It is always a question how to teach in a fast-moving technological subject. There is risk that the technical content will be obsolete by the end of the degree program, or shortly after its completion. Our philosophy is that professionals must learn not technology alone, but how to keep up with technology. An equally important precept of our program is that skills cannot be taught, but must be learned. We follow these principles through a unique program specifically designed to produce eBusiness professionals.
We do not give traditional classes. While students are allowed to take a limited number or traditional elective courses in other departments, the eBusiness MSIT program does not offer a single course of its own. We believe that the meta-skills required for success in the workplace, such as team building, time management, interpreting confusing or ambiguous assignments, professional writing and public speaking, can be acquired only through direct and extensive practice.
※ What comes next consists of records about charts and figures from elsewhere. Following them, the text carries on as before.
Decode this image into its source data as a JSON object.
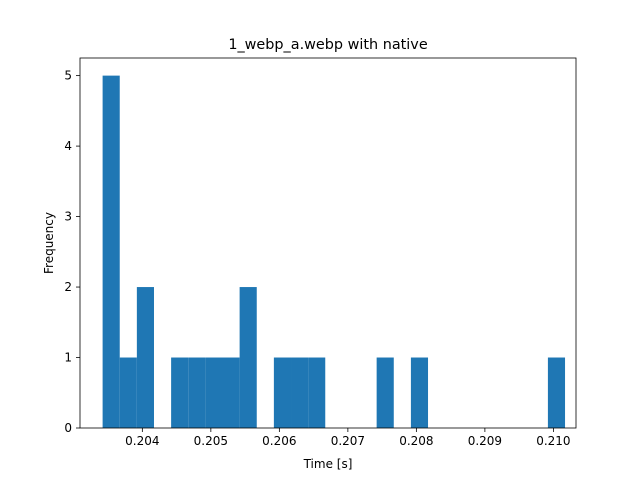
{
  "chart_data": {
    "type": "bar",
    "title": "1_webp_a.webp with native",
    "xlabel": "Time [s]",
    "ylabel": "Frequency",
    "xlim": [
      0.20309,
      0.21033
    ],
    "ylim": [
      0,
      5.25
    ],
    "xticks": [
      "0.204",
      "0.205",
      "0.206",
      "0.207",
      "0.208",
      "0.209",
      "0.210"
    ],
    "xtick_values": [
      0.204,
      0.205,
      0.206,
      0.207,
      0.208,
      0.209,
      0.21
    ],
    "yticks": [
      "0",
      "1",
      "2",
      "3",
      "4",
      "5"
    ],
    "ytick_values": [
      0,
      1,
      2,
      3,
      4,
      5
    ],
    "bin_start": 0.20342,
    "bin_width": 0.00025,
    "counts": [
      5,
      1,
      2,
      0,
      1,
      1,
      1,
      1,
      2,
      0,
      1,
      1,
      1,
      0,
      0,
      0,
      1,
      0,
      1,
      0,
      0,
      0,
      0,
      0,
      0,
      0,
      1
    ],
    "bar_color": "#1f77b4",
    "grid": false
  }
}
Toward that end, the program consists first of 16 realistic eBusiness tasks that are so extensive they must be completed by teams. Accordingly, the students are initially divided into teams of five people who receive task descriptions every 2-3 weeks for 10 months.
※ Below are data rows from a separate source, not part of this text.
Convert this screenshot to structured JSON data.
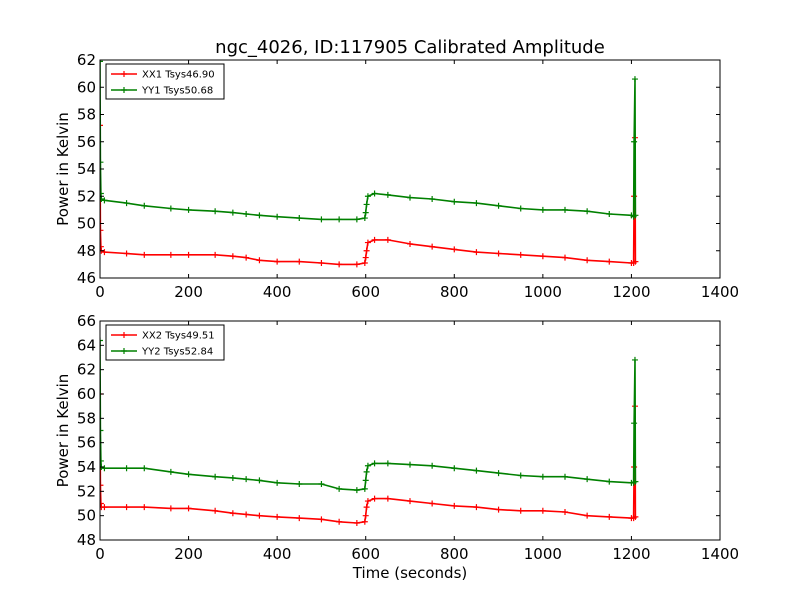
{
  "figure": {
    "title": "ngc_4026, ID:117905 Calibrated Amplitude",
    "xlabel": "Time (seconds)"
  },
  "chart_data": [
    {
      "type": "line",
      "title": "ngc_4026, ID:117905 Calibrated Amplitude",
      "xlabel": "",
      "ylabel": "Power in Kelvin",
      "xlim": [
        0,
        1400
      ],
      "ylim": [
        46,
        62
      ],
      "xticks": [
        0,
        200,
        400,
        600,
        800,
        1000,
        1200,
        1400
      ],
      "yticks": [
        46,
        48,
        50,
        52,
        54,
        56,
        58,
        60,
        62
      ],
      "grid": false,
      "legend_position": "upper-left",
      "series": [
        {
          "name": "XX1 Tsys46.90",
          "color": "#ff0000",
          "x": [
            0,
            1,
            2,
            3,
            10,
            60,
            100,
            160,
            200,
            260,
            300,
            330,
            360,
            400,
            450,
            500,
            540,
            580,
            598,
            600,
            602,
            605,
            620,
            650,
            700,
            750,
            800,
            850,
            900,
            950,
            1000,
            1050,
            1100,
            1150,
            1200,
            1205,
            1206,
            1208,
            1209
          ],
          "y": [
            57.2,
            49.5,
            48.3,
            48.0,
            47.9,
            47.8,
            47.7,
            47.7,
            47.7,
            47.7,
            47.6,
            47.5,
            47.3,
            47.2,
            47.2,
            47.1,
            47.0,
            47.0,
            47.1,
            47.5,
            48.0,
            48.6,
            48.8,
            48.8,
            48.5,
            48.3,
            48.1,
            47.9,
            47.8,
            47.7,
            47.6,
            47.5,
            47.3,
            47.2,
            47.1,
            47.1,
            52.0,
            56.3,
            47.2
          ]
        },
        {
          "name": "YY1 Tsys50.68",
          "color": "#008000",
          "x": [
            0,
            1,
            2,
            3,
            10,
            60,
            100,
            160,
            200,
            260,
            300,
            330,
            360,
            400,
            450,
            500,
            540,
            580,
            598,
            600,
            602,
            605,
            620,
            650,
            700,
            750,
            800,
            850,
            900,
            950,
            1000,
            1050,
            1100,
            1150,
            1200,
            1205,
            1206,
            1208,
            1209
          ],
          "y": [
            61.9,
            54.5,
            52.2,
            51.8,
            51.7,
            51.5,
            51.3,
            51.1,
            51.0,
            50.9,
            50.8,
            50.7,
            50.6,
            50.5,
            50.4,
            50.3,
            50.3,
            50.3,
            50.4,
            50.8,
            51.4,
            52.0,
            52.2,
            52.1,
            51.9,
            51.8,
            51.6,
            51.5,
            51.3,
            51.1,
            51.0,
            51.0,
            50.9,
            50.7,
            50.6,
            50.5,
            56.0,
            60.6,
            50.6
          ]
        }
      ]
    },
    {
      "type": "line",
      "title": "",
      "xlabel": "Time (seconds)",
      "ylabel": "Power in Kelvin",
      "xlim": [
        0,
        1400
      ],
      "ylim": [
        48,
        66
      ],
      "xticks": [
        0,
        200,
        400,
        600,
        800,
        1000,
        1200,
        1400
      ],
      "yticks": [
        48,
        50,
        52,
        54,
        56,
        58,
        60,
        62,
        64,
        66
      ],
      "grid": false,
      "legend_position": "upper-left",
      "series": [
        {
          "name": "XX2 Tsys49.51",
          "color": "#ff0000",
          "x": [
            0,
            1,
            2,
            3,
            10,
            60,
            100,
            160,
            200,
            260,
            300,
            330,
            360,
            400,
            450,
            500,
            540,
            580,
            598,
            600,
            602,
            605,
            620,
            650,
            700,
            750,
            800,
            850,
            900,
            950,
            1000,
            1050,
            1100,
            1150,
            1200,
            1205,
            1206,
            1208,
            1209
          ],
          "y": [
            60.0,
            52.5,
            51.0,
            50.7,
            50.7,
            50.7,
            50.7,
            50.6,
            50.6,
            50.4,
            50.2,
            50.1,
            50.0,
            49.9,
            49.8,
            49.7,
            49.5,
            49.4,
            49.5,
            50.0,
            50.7,
            51.2,
            51.4,
            51.4,
            51.2,
            51.0,
            50.8,
            50.7,
            50.5,
            50.4,
            50.4,
            50.3,
            50.0,
            49.9,
            49.8,
            49.8,
            54.0,
            59.0,
            49.9
          ]
        },
        {
          "name": "YY2 Tsys52.84",
          "color": "#008000",
          "x": [
            0,
            1,
            2,
            3,
            10,
            60,
            100,
            160,
            200,
            260,
            300,
            330,
            360,
            400,
            450,
            500,
            540,
            580,
            598,
            600,
            602,
            605,
            620,
            650,
            700,
            750,
            800,
            850,
            900,
            950,
            1000,
            1050,
            1100,
            1150,
            1200,
            1205,
            1206,
            1208,
            1209
          ],
          "y": [
            64.4,
            57.0,
            54.5,
            54.0,
            53.9,
            53.9,
            53.9,
            53.6,
            53.4,
            53.2,
            53.1,
            53.0,
            52.9,
            52.7,
            52.6,
            52.6,
            52.2,
            52.1,
            52.2,
            52.9,
            53.6,
            54.1,
            54.3,
            54.3,
            54.2,
            54.1,
            53.9,
            53.7,
            53.5,
            53.3,
            53.2,
            53.2,
            53.0,
            52.8,
            52.7,
            52.7,
            57.6,
            62.8,
            52.8
          ]
        }
      ]
    }
  ]
}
The students must produce professional deliverables, such as reports, technology analyses, business plans and system designs. Because the teams operate independently with minimal guidance, the students themselves must learn to organize themselves, divide workload, become familiar with relevant technologies, and separate important from irrelevant reference material to complete the assigned work on schedule.
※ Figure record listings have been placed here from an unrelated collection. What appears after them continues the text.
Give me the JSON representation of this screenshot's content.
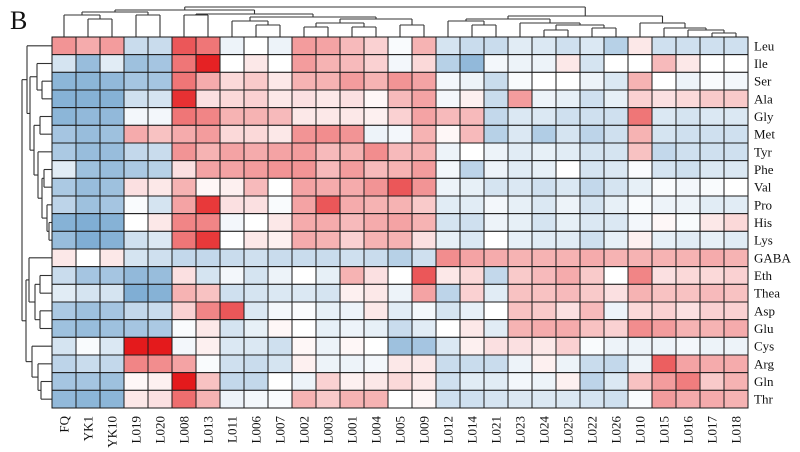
{
  "panel_label": "B",
  "chart_data": {
    "type": "heatmap",
    "title": "",
    "xlabel": "",
    "ylabel": "",
    "color_scale": {
      "low": "#4a8bc2",
      "mid": "#ffffff",
      "high": "#e41a1c",
      "range": [
        -3,
        3
      ]
    },
    "columns": [
      "FQ",
      "YK1",
      "YK10",
      "L019",
      "L020",
      "L008",
      "L013",
      "L011",
      "L006",
      "L007",
      "L002",
      "L003",
      "L001",
      "L004",
      "L005",
      "L009",
      "L012",
      "L014",
      "L021",
      "L023",
      "L024",
      "L025",
      "L022",
      "L026",
      "L010",
      "L015",
      "L016",
      "L017",
      "L018"
    ],
    "rows": [
      "Leu",
      "Ile",
      "Ser",
      "Ala",
      "Gly",
      "Met",
      "Tyr",
      "Phe",
      "Val",
      "Pro",
      "His",
      "Lys",
      "GABA",
      "Eth",
      "Thea",
      "Asp",
      "Glu",
      "Cys",
      "Arg",
      "Gln",
      "Thr"
    ],
    "values": [
      [
        1.4,
        1.1,
        1.3,
        -0.9,
        -0.9,
        2.2,
        1.8,
        -0.3,
        0.0,
        -0.3,
        1.3,
        1.2,
        0.9,
        0.6,
        -0.1,
        1.0,
        -0.7,
        -0.9,
        -0.9,
        -0.5,
        -0.6,
        -0.8,
        -0.6,
        -1.2,
        0.3,
        -0.8,
        -0.8,
        -0.8,
        -0.8
      ],
      [
        -0.7,
        -1.7,
        -0.5,
        -1.6,
        -1.5,
        1.8,
        2.9,
        0.0,
        0.3,
        0.0,
        1.3,
        1.0,
        0.9,
        0.6,
        -0.2,
        0.5,
        -1.2,
        -1.8,
        -0.2,
        -0.3,
        -0.3,
        0.3,
        -0.7,
        0.0,
        0.0,
        0.9,
        0.3,
        0.0,
        0.0
      ],
      [
        -1.9,
        -1.9,
        -1.8,
        -1.5,
        -1.5,
        1.8,
        1.1,
        0.5,
        0.7,
        0.3,
        1.0,
        1.0,
        1.3,
        1.0,
        1.4,
        1.2,
        -0.2,
        -0.3,
        -0.9,
        -0.1,
        0.0,
        0.0,
        -0.3,
        -0.6,
        1.0,
        0.0,
        -0.3,
        -0.1,
        -0.2
      ],
      [
        -2.0,
        -2.0,
        -2.0,
        -0.8,
        -0.7,
        2.7,
        0.4,
        0.5,
        0.6,
        0.3,
        0.4,
        0.3,
        0.4,
        0.1,
        0.9,
        1.2,
        -0.2,
        0.2,
        -0.9,
        1.3,
        -0.3,
        -0.4,
        -0.8,
        -0.4,
        0.6,
        0.4,
        0.5,
        0.7,
        0.7
      ],
      [
        -1.9,
        -1.8,
        -1.8,
        -0.2,
        -0.2,
        1.8,
        1.6,
        1.0,
        1.0,
        0.9,
        0.3,
        0.3,
        0.3,
        0.2,
        0.6,
        1.2,
        0.9,
        0.9,
        -1.0,
        -0.6,
        -0.6,
        -0.8,
        -0.8,
        -0.8,
        1.8,
        -0.6,
        -0.7,
        -0.6,
        -0.6
      ],
      [
        -1.5,
        -1.7,
        -1.6,
        1.1,
        0.8,
        1.1,
        1.3,
        0.5,
        0.5,
        0.3,
        1.4,
        1.5,
        1.4,
        -0.3,
        -0.2,
        1.0,
        0.1,
        0.9,
        -1.2,
        -0.6,
        -1.3,
        -0.7,
        -1.1,
        -0.8,
        1.0,
        -0.7,
        -0.8,
        -0.8,
        -0.8
      ],
      [
        -1.4,
        -1.7,
        -1.7,
        -1.0,
        -0.9,
        1.4,
        1.0,
        1.2,
        1.1,
        1.2,
        1.3,
        0.9,
        1.0,
        1.5,
        0.9,
        1.0,
        -0.3,
        0.0,
        -0.3,
        -0.5,
        -0.4,
        -0.5,
        -0.7,
        -0.7,
        0.8,
        -1.0,
        -0.8,
        -0.8,
        -0.8
      ],
      [
        -0.5,
        -1.6,
        -1.7,
        -1.4,
        -1.2,
        0.4,
        1.2,
        1.2,
        1.3,
        1.4,
        1.4,
        0.9,
        1.3,
        0.9,
        1.0,
        1.3,
        -0.2,
        -1.1,
        -0.3,
        -0.5,
        -0.4,
        0.0,
        -0.7,
        -0.6,
        -0.1,
        -0.7,
        -0.8,
        -0.6,
        -0.6
      ],
      [
        -1.4,
        -1.7,
        -1.6,
        0.4,
        0.3,
        1.0,
        0.1,
        0.2,
        0.9,
        0.0,
        1.2,
        1.1,
        1.1,
        1.4,
        2.2,
        1.4,
        -0.3,
        -0.4,
        -0.7,
        -0.6,
        -0.8,
        -0.6,
        -1.0,
        -0.7,
        -0.4,
        -0.1,
        -0.2,
        -0.1,
        0.0
      ],
      [
        -1.1,
        -1.6,
        -1.5,
        -0.1,
        -0.7,
        1.2,
        2.6,
        0.4,
        0.4,
        -0.1,
        1.2,
        2.2,
        1.1,
        1.0,
        1.0,
        0.7,
        -0.5,
        -0.5,
        -0.2,
        -0.4,
        -0.6,
        -0.3,
        -0.7,
        -0.4,
        -0.1,
        -0.3,
        -0.3,
        -0.5,
        -0.5
      ],
      [
        -2.0,
        -2.1,
        -2.0,
        0.0,
        0.3,
        1.6,
        1.6,
        -0.2,
        0.0,
        0.3,
        1.1,
        1.1,
        0.9,
        1.1,
        1.2,
        1.0,
        -0.7,
        -0.8,
        -0.3,
        -0.4,
        -0.7,
        -0.4,
        -0.6,
        -0.6,
        -0.2,
        0.1,
        -0.1,
        0.3,
        0.5
      ],
      [
        -1.7,
        -2.1,
        -2.0,
        -0.8,
        -0.6,
        1.8,
        2.6,
        0.0,
        0.3,
        0.2,
        1.1,
        1.0,
        0.6,
        1.0,
        1.0,
        0.4,
        -0.4,
        -0.6,
        0.0,
        -0.4,
        -0.5,
        -0.5,
        -0.8,
        -0.4,
        0.2,
        -0.4,
        -0.5,
        -0.4,
        -0.5
      ],
      [
        0.3,
        0.0,
        0.3,
        -0.7,
        -0.8,
        -1.0,
        -1.0,
        -0.9,
        -0.8,
        -0.9,
        -0.9,
        -0.9,
        -0.8,
        -0.9,
        -1.2,
        -0.8,
        1.5,
        1.2,
        1.1,
        1.0,
        1.0,
        1.0,
        1.1,
        1.0,
        1.0,
        1.0,
        1.0,
        1.1,
        1.0
      ],
      [
        -0.9,
        -1.5,
        -1.5,
        -1.8,
        -1.7,
        0.4,
        -0.7,
        -0.2,
        -0.7,
        -0.3,
        0.0,
        -0.4,
        1.0,
        0.4,
        0.0,
        2.2,
        0.3,
        0.5,
        -1.0,
        0.7,
        0.9,
        1.1,
        0.7,
        0.0,
        1.6,
        0.4,
        0.5,
        0.5,
        0.6
      ],
      [
        -0.5,
        -0.7,
        -0.7,
        -2.1,
        -2.0,
        1.0,
        0.8,
        -0.8,
        -0.7,
        -0.6,
        -0.6,
        -0.7,
        0.2,
        0.3,
        -0.3,
        1.2,
        -1.1,
        0.6,
        -0.5,
        0.8,
        0.8,
        0.9,
        0.7,
        0.4,
        1.0,
        0.8,
        0.8,
        0.9,
        0.8
      ],
      [
        -1.4,
        -1.6,
        -1.5,
        -1.0,
        -0.9,
        0.6,
        1.6,
        2.2,
        -0.6,
        -0.2,
        -0.1,
        -0.4,
        -0.3,
        0.3,
        -0.5,
        -0.2,
        -0.7,
        -0.4,
        0.0,
        0.8,
        0.7,
        0.4,
        0.9,
        -0.3,
        0.5,
        0.6,
        0.4,
        0.6,
        0.6
      ],
      [
        -1.6,
        -1.7,
        -1.6,
        -1.5,
        -1.4,
        -0.1,
        0.3,
        -0.7,
        -0.4,
        0.1,
        0.0,
        -0.4,
        -0.3,
        -0.4,
        -0.9,
        -0.5,
        -0.0,
        0.3,
        -0.5,
        1.0,
        1.1,
        1.1,
        0.8,
        0.6,
        1.5,
        1.3,
        1.0,
        1.0,
        1.1
      ],
      [
        -0.7,
        -0.1,
        -0.6,
        3.0,
        3.0,
        -0.2,
        0.2,
        -0.6,
        -0.6,
        -0.8,
        0.1,
        -0.3,
        0.1,
        0.0,
        -1.6,
        -1.5,
        -0.6,
        0.2,
        0.4,
        0.4,
        0.3,
        0.6,
        -0.1,
        -0.3,
        -0.3,
        -0.3,
        -0.2,
        -0.3,
        -0.3
      ],
      [
        -1.1,
        -0.9,
        -1.0,
        1.6,
        1.5,
        1.2,
        -0.1,
        -0.8,
        -0.9,
        -0.7,
        0.2,
        -0.3,
        -0.3,
        -0.2,
        0.3,
        0.3,
        -0.9,
        -0.9,
        -0.9,
        -0.3,
        0.2,
        -0.3,
        -0.9,
        -1.0,
        -0.3,
        2.1,
        1.2,
        1.1,
        1.1
      ],
      [
        -1.5,
        -1.5,
        -1.6,
        0.1,
        0.2,
        3.0,
        0.8,
        -1.0,
        -1.0,
        0.0,
        -0.3,
        0.6,
        0.2,
        0.3,
        0.5,
        0.3,
        -0.8,
        -0.5,
        -0.5,
        -0.2,
        -0.3,
        0.2,
        -1.1,
        -0.6,
        0.8,
        1.3,
        1.7,
        0.7,
        1.0
      ],
      [
        -1.8,
        -1.9,
        -1.9,
        0.3,
        0.4,
        1.9,
        1.0,
        -0.3,
        -0.2,
        -0.1,
        1.0,
        0.7,
        1.0,
        1.0,
        0.0,
        0.1,
        -0.8,
        -0.8,
        -0.7,
        -0.6,
        -0.6,
        -0.6,
        -0.7,
        -0.8,
        -0.1,
        1.3,
        1.1,
        1.1,
        1.0
      ]
    ],
    "legend": "none",
    "grid": true
  }
}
Many of our graduates aspire to be consultants, and consulting preparation is sound training for almost any information technology job. Therefore, to make the degree program as realistic as possible, all students become “employees” of a hypothetical company, ebConsultants LLP, for the 12-month duration of the program. As staff consultants, the students rotate through four assignments in each of the company’s practices: Health Care, Financial, Retail and Logistics. Team composition changes at each transition, so the students have a chance to exercise their organizational skills at different times. To compress 10 months into a single sentence, the most crucial skill the students acquire is learning how to teach themselves. That skill is valuable for a lifetime and outlasts any conceivable shift in technology.